Pour rationaliser la consommation de l’énergie, on s’est limité, vainement, à des campagnes de sensibilisation auprès d’un consommateur tunisien inconscient de tous ses excès. Et combien de fois l’on assiste à des comportements et des actes qui vont à l’encontre de toute mesure de rationalisation!
L’on a trop parlé de l’énergie et ses impacts sur l’économie et l’écologie. Ça fait maintenant bien longtemps qu’on l’aborde et on en discute longuement dans nos médias, sans arriver à imposer une politique de sobriété énergétique. Et le fameux slogan «consommer avec modération » n’a pas trouvé, ici, sa juste signification. Il est resté lettre morte.
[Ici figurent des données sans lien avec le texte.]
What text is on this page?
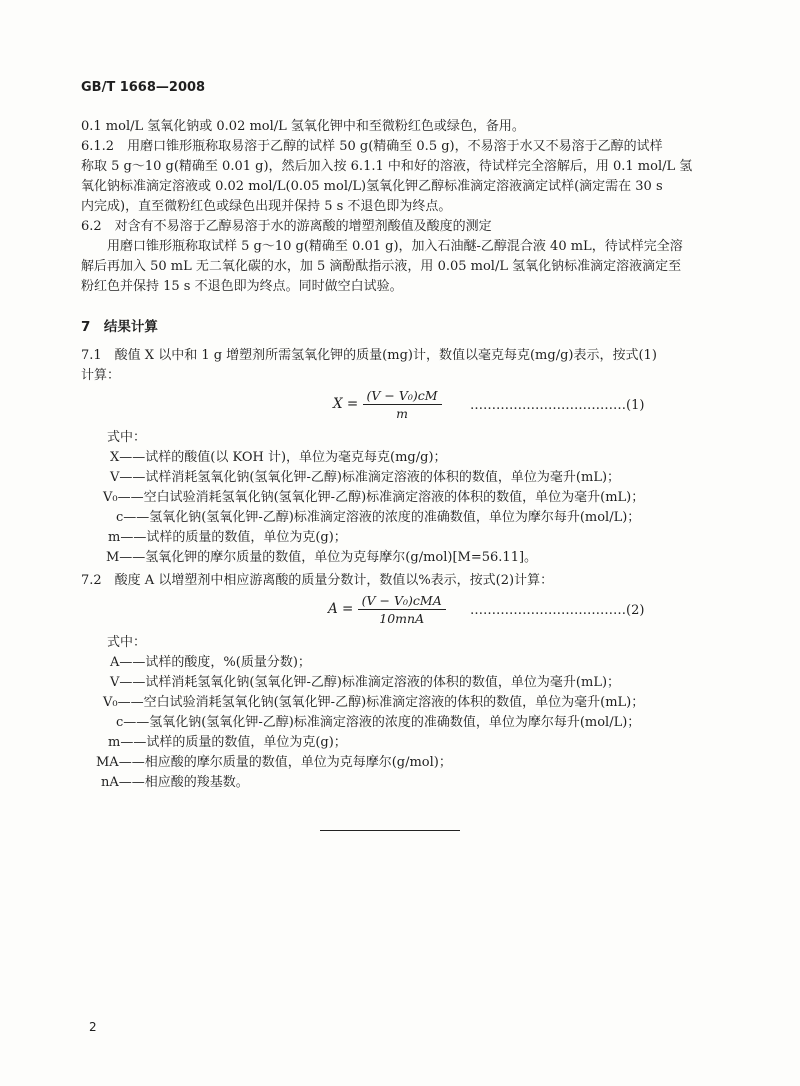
GB/T 1668—2008

0.1 mol/L 氢氧化钠或 0.02 mol/L 氢氧化钾中和至微粉红色或绿色，备用。

6.1.2　用磨口锥形瓶称取易溶于乙醇的试样 50 g(精确至 0.5 g)，不易溶于水又不易溶于乙醇的试样

称取 5 g～10 g(精确至 0.01 g)，然后加入按 6.1.1 中和好的溶液，待试样完全溶解后，用 0.1 mol/L 氢

氧化钠标准滴定溶液或 0.02 mol/L(0.05 mol/L)氢氧化钾乙醇标准滴定溶液滴定试样(滴定需在 30 s

内完成)，直至微粉红色或绿色出现并保持 5 s 不退色即为终点。

6.2　对含有不易溶于乙醇易溶于水的游离酸的增塑剂酸值及酸度的测定

用磨口锥形瓶称取试样 5 g～10 g(精确至 0.01 g)，加入石油醚-乙醇混合液 40 mL，待试样完全溶

解后再加入 50 mL 无二氧化碳的水，加 5 滴酚酞指示液，用 0.05 mol/L 氢氧化钠标准滴定溶液滴定至

粉红色并保持 15 s 不退色即为终点。同时做空白试验。

7　结果计算

7.1　酸值 X 以中和 1 g 增塑剂所需氢氧化钾的质量(mg)计，数值以毫克每克(mg/g)表示，按式(1)

计算：

$X = \frac{\text{(V − V₀)cM}}{m}$ ………………………………(1)

式中：

X——试样的酸值(以 KOH 计)，单位为毫克每克(mg/g)；

V——试样消耗氢氧化钠(氢氧化钾-乙醇)标准滴定溶液的体积的数值，单位为毫升(mL)；

V₀——空白试验消耗氢氧化钠(氢氧化钾-乙醇)标准滴定溶液的体积的数值，单位为毫升(mL)；

c——氢氧化钠(氢氧化钾-乙醇)标准滴定溶液的浓度的准确数值，单位为摩尔每升(mol/L)；

m——试样的质量的数值，单位为克(g)；

M——氢氧化钾的摩尔质量的数值，单位为克每摩尔(g/mol)[M=56.11]。

7.2　酸度 A 以增塑剂中相应游离酸的质量分数计，数值以%表示，按式(2)计算：

$A = \frac{\text{(V − V₀)cMA}}{\text{10mnA}}$ ………………………………(2)

式中：

A——试样的酸度，%(质量分数)；

V——试样消耗氢氧化钠(氢氧化钾-乙醇)标准滴定溶液的体积的数值，单位为毫升(mL)；

V₀——空白试验消耗氢氧化钠(氢氧化钾-乙醇)标准滴定溶液的体积的数值，单位为毫升(mL)；

c——氢氧化钠(氢氧化钾-乙醇)标准滴定溶液的浓度的准确数值，单位为摩尔每升(mol/L)；

m——试样的质量的数值，单位为克(g)；

MA——相应酸的摩尔质量的数值，单位为克每摩尔(g/mol)；

nA——相应酸的羧基数。

2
Pourquoi revient-on à la même question ?
D’ailleurs, on s’est, limité, vainement, à des campagnes de sensibilisation auprès d’un consommateur tunisien inconscient de tous ses excès. Et combien de fois l’on assiste à des comportements et des actes qui vont à l’encontre de toute mesure de rationalisation! Même dans des secteurs reconnus être énergivores, tels que le transport, le bâtiment, l’hôtellerie, l’économie d’énergie semble une notion figée, loin d’être traduite dans les faits, ou un volet mutilé d’une politique d’entreprise archaïque. Des patrons à l’esprit étroit ne font que dépenser de l’argent fou, sans retour sur investissement pour savoir gérer leur manque à gagner en termes d’énergie. Ainsi, en tournant le dos à tous ces efforts pendant des décennies, l’on revient, aujourd’hui, à ressasser les mêmes mots sur la même question d’antan : la maîtrise de l’énergie. Cet objectif qui traîne depuis plus de 30 ans se voit, entre-temps, rehaussé par de nouvelles stratégies visant à pousser le choix des énergies renouvelables. Parallèlement, un arsenal juridique l’organisant a été mis en place, sur fond d’encouragement à faire valoir l’utilisation rationnelle de l’énergie. D’autant plus que l’Agence nationale de maîtrise de l’énergie (Anme) a dû hisser ce secteur à des paliers supérieurs, misant sur la rationalisation de la consommation et l’adoption de comportements amis de l’environnement. Elle n’a pas lésiné sur les moyens pour initier des campagnes de sensibilisation, soutenir des projets verts et assurer l’accompagnement des initiatives à « zéro émission nette ». Bref, l’Anme se fraie un passage vers une transition énergétique efficace et réussie. Et pourtant, on a toujours les yeux plus gros que le ventre, à tel point qu’on n’a pu se débarrasser des mauvais réflexes à éviter. Eteindre les téléviseurs, la lumière ou les ordinateurs la nuit, limiter la température de la climatisation ou du chauffage…, cela ne requiert point d’effort. Au cas contraire, gaspiller de l’énergie implique, forcément, des dépenses supplémentaires. Bien que ces gestes simples ne soient pas coûteux, ils ne sont pas encore majoritairement adoptés. D’où il semble bon, chez le consommateur tunisien, d’en prendre conscience. Mais qu’en est-il à l’échelle de l’Etat ? On est en train d’élaborer des stratégies d’énergies beaucoup mieux adaptées aux aléas du climat. L’Etat devrait, alors, montrer l’exemple.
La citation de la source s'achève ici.